De rechter-commissaris heeft op 3 december 2007 onder meer aan de raadsman medegedeeld dat zij het verhoor van de tweede getuige eventueel had kunnen verplaatsen als hij het verzoek om uitstel tijdig had gedaan en dat zij het niet juist vond om de op dat moment verschenen getuige te laten vertrekken zonder hem te horen.
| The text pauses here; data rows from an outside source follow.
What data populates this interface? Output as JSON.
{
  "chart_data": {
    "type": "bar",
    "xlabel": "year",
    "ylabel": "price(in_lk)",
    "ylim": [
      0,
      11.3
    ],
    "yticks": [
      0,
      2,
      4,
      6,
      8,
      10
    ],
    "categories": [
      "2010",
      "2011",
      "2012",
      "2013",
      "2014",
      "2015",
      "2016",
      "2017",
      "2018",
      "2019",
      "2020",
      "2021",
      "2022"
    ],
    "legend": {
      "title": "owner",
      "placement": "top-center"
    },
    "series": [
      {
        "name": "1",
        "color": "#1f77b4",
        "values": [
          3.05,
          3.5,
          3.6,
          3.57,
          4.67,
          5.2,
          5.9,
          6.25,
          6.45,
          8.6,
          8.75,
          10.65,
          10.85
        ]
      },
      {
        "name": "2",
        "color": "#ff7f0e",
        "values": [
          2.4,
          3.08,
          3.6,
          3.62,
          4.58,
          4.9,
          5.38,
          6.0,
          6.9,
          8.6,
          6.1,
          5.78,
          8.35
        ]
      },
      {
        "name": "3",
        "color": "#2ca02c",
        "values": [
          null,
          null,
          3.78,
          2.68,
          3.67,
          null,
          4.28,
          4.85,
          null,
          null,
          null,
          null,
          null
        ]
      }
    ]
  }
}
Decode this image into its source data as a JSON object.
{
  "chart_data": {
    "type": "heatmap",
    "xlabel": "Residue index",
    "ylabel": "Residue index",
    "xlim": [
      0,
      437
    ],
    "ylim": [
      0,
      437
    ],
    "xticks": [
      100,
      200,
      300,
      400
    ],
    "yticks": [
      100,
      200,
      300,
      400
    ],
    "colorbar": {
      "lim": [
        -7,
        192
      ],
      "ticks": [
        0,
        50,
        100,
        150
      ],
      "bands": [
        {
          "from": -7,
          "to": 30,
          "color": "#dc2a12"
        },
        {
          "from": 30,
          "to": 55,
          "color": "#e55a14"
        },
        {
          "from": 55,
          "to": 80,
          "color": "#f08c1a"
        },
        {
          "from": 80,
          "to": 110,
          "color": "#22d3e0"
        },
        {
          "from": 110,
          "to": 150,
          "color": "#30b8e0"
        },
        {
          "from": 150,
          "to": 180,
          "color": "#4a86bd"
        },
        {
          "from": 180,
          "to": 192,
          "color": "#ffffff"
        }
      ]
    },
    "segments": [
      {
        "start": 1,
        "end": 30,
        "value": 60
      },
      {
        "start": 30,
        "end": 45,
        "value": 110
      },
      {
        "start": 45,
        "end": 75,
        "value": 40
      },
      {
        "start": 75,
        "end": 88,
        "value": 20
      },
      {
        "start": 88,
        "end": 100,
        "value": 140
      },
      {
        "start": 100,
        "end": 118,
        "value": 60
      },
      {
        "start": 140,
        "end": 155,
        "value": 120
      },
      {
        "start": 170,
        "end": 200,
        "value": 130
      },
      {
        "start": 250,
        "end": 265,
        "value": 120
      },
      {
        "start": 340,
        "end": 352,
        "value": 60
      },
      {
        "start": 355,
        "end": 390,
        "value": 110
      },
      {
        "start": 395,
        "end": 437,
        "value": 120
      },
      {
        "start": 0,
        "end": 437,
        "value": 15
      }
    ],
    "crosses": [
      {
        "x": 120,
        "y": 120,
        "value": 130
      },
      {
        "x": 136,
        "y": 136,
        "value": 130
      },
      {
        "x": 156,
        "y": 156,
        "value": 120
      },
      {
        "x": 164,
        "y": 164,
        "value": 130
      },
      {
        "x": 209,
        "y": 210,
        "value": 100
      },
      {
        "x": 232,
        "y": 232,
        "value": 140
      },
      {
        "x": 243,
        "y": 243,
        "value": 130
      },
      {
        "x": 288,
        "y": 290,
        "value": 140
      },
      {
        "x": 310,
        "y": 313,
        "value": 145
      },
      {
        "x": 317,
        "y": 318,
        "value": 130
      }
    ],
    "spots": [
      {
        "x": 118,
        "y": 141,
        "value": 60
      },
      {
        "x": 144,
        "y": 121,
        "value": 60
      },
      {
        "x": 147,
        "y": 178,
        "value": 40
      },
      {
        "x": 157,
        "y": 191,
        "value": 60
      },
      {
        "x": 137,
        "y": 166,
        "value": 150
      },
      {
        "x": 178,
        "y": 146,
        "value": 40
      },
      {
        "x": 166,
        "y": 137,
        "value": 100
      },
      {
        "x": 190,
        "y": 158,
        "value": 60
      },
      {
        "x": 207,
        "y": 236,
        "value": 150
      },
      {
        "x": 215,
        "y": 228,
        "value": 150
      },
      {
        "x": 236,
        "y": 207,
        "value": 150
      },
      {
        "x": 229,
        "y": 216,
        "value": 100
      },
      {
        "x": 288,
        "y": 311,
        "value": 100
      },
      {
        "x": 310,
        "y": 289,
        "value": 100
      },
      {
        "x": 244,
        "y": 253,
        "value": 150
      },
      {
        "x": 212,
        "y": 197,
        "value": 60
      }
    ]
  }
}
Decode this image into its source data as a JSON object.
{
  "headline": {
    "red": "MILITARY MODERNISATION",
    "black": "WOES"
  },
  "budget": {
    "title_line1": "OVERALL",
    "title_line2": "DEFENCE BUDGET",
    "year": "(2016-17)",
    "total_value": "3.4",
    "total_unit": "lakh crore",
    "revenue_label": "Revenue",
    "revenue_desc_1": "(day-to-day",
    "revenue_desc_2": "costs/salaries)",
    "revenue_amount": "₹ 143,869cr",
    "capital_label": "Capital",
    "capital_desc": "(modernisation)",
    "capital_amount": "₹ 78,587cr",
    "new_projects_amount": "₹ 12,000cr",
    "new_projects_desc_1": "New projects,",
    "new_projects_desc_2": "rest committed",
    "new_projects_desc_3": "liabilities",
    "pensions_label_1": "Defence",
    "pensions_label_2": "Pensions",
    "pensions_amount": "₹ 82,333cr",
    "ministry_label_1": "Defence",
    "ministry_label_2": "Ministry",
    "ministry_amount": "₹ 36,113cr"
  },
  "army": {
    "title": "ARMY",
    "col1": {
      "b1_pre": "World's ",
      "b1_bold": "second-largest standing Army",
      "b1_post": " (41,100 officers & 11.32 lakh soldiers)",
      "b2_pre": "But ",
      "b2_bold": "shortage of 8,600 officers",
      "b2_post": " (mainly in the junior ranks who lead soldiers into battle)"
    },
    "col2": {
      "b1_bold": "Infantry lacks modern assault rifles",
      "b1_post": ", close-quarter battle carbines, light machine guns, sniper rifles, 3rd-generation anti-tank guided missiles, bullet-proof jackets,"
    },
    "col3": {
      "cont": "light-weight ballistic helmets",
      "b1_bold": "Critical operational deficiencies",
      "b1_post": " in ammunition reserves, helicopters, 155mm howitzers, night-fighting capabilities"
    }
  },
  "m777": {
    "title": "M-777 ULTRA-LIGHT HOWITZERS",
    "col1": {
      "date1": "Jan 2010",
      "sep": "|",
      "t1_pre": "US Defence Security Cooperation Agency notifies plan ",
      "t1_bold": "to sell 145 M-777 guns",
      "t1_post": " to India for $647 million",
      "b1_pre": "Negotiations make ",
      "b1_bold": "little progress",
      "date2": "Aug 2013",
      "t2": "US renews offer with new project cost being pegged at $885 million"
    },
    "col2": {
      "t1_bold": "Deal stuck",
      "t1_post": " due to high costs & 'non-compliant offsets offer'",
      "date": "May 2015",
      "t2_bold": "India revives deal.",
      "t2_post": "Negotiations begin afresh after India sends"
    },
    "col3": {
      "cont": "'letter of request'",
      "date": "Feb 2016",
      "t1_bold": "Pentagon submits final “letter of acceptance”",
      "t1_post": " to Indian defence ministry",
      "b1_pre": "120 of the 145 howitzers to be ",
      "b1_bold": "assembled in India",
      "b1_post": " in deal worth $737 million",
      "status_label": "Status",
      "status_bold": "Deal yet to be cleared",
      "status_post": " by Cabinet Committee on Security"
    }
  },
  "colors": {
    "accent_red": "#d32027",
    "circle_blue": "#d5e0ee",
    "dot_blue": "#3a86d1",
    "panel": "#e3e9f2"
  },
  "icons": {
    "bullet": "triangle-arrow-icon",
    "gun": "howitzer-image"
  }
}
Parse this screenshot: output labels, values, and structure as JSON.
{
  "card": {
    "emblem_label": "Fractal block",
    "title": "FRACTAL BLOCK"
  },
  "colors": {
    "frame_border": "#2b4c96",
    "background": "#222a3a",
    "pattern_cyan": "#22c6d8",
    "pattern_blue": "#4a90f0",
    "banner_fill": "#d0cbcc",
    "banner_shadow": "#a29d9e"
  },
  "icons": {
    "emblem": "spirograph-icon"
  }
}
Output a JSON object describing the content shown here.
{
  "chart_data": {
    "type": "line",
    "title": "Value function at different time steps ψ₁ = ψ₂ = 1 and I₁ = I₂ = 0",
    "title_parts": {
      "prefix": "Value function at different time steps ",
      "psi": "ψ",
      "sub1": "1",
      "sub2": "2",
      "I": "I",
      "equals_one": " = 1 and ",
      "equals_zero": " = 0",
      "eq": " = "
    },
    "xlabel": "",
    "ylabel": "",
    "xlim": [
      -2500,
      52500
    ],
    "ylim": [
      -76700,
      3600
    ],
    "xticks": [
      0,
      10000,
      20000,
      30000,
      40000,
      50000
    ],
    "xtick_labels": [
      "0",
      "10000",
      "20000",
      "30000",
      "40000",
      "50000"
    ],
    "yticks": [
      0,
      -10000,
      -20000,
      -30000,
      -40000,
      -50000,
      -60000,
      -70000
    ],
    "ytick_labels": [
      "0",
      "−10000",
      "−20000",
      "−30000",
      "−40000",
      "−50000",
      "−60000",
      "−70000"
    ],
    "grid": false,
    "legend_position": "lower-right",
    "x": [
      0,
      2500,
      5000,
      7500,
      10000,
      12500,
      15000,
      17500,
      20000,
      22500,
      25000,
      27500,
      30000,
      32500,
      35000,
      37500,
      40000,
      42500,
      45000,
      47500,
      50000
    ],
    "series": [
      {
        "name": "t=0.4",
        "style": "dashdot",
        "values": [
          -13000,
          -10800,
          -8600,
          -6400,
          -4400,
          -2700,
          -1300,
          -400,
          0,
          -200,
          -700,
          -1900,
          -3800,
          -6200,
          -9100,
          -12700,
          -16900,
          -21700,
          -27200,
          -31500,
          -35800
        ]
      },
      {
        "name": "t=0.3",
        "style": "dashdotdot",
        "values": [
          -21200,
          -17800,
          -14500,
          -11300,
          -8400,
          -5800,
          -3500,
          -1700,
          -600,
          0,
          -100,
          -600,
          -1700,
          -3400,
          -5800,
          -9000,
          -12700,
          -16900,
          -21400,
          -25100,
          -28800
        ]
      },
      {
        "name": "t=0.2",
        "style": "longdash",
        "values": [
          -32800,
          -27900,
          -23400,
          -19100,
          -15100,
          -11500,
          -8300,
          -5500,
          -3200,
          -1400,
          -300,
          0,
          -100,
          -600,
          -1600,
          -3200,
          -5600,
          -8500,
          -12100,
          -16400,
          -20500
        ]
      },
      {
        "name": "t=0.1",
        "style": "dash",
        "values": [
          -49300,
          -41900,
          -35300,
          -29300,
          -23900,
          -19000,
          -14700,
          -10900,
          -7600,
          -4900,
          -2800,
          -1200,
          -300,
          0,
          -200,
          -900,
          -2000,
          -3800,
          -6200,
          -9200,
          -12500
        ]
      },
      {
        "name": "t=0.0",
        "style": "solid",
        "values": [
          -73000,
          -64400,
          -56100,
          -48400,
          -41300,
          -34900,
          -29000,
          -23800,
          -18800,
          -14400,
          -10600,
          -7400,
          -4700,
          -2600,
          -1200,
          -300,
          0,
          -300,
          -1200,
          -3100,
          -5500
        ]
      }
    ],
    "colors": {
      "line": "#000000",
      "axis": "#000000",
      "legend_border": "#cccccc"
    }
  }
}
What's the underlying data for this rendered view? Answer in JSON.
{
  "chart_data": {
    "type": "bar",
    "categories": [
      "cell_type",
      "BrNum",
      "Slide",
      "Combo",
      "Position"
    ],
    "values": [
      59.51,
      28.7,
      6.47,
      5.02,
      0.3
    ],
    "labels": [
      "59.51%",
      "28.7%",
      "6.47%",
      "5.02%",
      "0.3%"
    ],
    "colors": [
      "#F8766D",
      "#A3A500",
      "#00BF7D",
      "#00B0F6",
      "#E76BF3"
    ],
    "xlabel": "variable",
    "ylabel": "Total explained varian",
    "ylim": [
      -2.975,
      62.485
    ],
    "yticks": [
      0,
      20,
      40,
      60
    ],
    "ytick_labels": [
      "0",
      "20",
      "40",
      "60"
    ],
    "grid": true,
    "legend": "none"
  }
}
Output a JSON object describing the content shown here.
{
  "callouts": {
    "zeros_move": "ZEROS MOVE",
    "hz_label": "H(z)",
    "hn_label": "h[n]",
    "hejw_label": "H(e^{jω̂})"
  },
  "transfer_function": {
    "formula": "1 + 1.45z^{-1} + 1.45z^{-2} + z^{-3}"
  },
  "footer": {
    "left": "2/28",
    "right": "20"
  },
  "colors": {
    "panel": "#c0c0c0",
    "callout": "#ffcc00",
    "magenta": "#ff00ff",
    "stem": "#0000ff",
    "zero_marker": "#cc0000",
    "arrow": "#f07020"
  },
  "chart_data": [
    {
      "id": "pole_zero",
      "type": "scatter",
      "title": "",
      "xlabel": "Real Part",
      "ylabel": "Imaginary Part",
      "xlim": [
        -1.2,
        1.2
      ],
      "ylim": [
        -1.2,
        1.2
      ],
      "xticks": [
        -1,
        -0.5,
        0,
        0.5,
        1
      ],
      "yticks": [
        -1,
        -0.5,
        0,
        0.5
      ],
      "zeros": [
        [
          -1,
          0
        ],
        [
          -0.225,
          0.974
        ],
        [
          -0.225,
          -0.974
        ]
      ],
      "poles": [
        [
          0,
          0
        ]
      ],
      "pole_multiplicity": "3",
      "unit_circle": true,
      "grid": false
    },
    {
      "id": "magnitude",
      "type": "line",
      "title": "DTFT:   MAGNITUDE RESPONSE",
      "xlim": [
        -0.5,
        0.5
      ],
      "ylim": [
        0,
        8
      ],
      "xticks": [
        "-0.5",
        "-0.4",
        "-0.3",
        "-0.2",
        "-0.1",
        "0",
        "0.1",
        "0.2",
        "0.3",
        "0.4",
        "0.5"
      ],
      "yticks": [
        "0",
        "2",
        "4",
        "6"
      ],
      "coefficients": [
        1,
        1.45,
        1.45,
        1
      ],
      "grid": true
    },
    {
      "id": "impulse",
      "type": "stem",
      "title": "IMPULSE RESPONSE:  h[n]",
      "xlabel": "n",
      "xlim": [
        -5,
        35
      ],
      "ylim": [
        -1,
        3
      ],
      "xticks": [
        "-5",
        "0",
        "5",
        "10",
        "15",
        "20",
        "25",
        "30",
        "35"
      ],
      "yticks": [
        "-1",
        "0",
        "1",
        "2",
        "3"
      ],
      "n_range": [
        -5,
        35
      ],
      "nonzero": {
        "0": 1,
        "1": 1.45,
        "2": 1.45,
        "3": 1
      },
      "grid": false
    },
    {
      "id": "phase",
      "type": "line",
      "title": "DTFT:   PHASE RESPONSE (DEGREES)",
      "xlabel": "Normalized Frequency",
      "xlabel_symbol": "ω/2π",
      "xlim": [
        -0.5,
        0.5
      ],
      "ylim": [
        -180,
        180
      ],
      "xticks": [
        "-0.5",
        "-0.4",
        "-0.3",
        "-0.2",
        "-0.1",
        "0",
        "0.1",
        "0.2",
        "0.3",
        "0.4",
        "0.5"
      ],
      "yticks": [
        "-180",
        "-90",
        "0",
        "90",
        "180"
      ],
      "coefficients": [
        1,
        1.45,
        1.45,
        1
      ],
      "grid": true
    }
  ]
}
Deze (processuele) beslissing vormt, mede in aanmerking genomen hetgeen hiervoor is overwogen, geen uitzonderlijke omstandigheid welke een zwaarwegende aanwijzing oplevert voor het oordeel dat de rechter-commissaris jegens verzoeker een vooringenomenheid koestert, althans dat de bij hem bestaande vrees daarvoor objectief gerechtvaardigd is.
Het verzoek is mitsdien ongegrond.
4. De beslissing
wijst af het verzoek tot wraking van mr. [naam RC].
Deze beslissing is gegeven op 18 december 2007 door mr. L.A.C. van Nifterick, voorzitter, mr. S.W. Kuip en mr. D.C.J. Peeck, rechters. Deze beslissing is door de voorzitter uitgesproken ter openbare terechtzitting in tegenwoordigheid van mr. K. Aagaard, griffier.